Paul McCartney is almost done with the score of his first theatrical musical, an adaptation of Frank Capra’s 1946 film It’s a Wonderful Life. In a post on McCartney’s website, producer Bill Kenwright says he reached out to Capra to get the rights to adapt the movie into a musical years ago and received “a lovely handwritten letter” from Capra—turning him down. Decades later, Kenwright was offered the rights while working on a project with Paramount, and he approached fellow Liverpudlian McCartney in 2016. Tony Award–winning Billy Elliot writer Lee Hall is writing the musical’s book.
After some delays, McCartney has been quietly working on the project since at least 2018, according to Kenwright, intermittently emailing the producer with new demos and musical ideas. After scoring an early listen to the demos, the New York Post’s Johnny Oleksinski says the unfinished tracks he heard qualify as a “bona fide lost Beatles album.”

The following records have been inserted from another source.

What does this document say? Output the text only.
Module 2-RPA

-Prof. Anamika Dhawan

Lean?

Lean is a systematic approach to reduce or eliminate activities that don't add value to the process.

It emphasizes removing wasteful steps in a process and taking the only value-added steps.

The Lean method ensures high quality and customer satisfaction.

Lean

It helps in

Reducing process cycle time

McCartney, Hall, and Kenwright’s musical won’t be the first attempt to adapt Capra’s film for the stage. The previous attempt in 1991 came from Fiddler on the Roof composer Sheldon Harnick and Sesame Street songwriter Joe Raposo but was met with mixed reviews—one critic noted that the production was maybe too ambitious, over-packed with songs, and that the roller-skating angels left audiences too concerned about the “physical welfare” of the performers—and failed to make it to Broadway. More recently the film was adapted as an opera, which played last year in San Francisco.

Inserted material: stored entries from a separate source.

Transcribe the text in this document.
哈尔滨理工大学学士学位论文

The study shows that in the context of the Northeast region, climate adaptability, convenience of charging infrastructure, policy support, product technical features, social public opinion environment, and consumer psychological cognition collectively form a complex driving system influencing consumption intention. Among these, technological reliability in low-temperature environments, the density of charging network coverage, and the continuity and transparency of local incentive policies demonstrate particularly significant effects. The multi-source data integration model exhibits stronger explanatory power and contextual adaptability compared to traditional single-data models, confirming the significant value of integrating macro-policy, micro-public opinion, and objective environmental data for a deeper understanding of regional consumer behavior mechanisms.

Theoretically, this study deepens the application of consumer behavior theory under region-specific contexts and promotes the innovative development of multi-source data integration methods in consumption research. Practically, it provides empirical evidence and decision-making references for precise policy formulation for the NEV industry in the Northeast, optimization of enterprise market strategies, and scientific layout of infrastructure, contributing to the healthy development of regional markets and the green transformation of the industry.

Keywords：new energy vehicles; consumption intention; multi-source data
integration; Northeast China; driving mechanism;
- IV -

While It’s a Wonderful Life will be McCartney’s first foray into writing original songs for musical theater, the Beatles jukebox musical Let It Be, described by the Guardian as “necrophilic nostalgia,” began in 2012 and continues to tour. And who could forget McCartney’s 1984 musical film Give My Regards to Broad Street?
As every musical theater fan knows, the show’s success will depend on how the whole production—not just the music—comes together. We’ll find out in 2020, when this British musical adaptation of an American movie and Christmas staple (and suspected Communist propaganda film) is scheduled to finally hit the stage.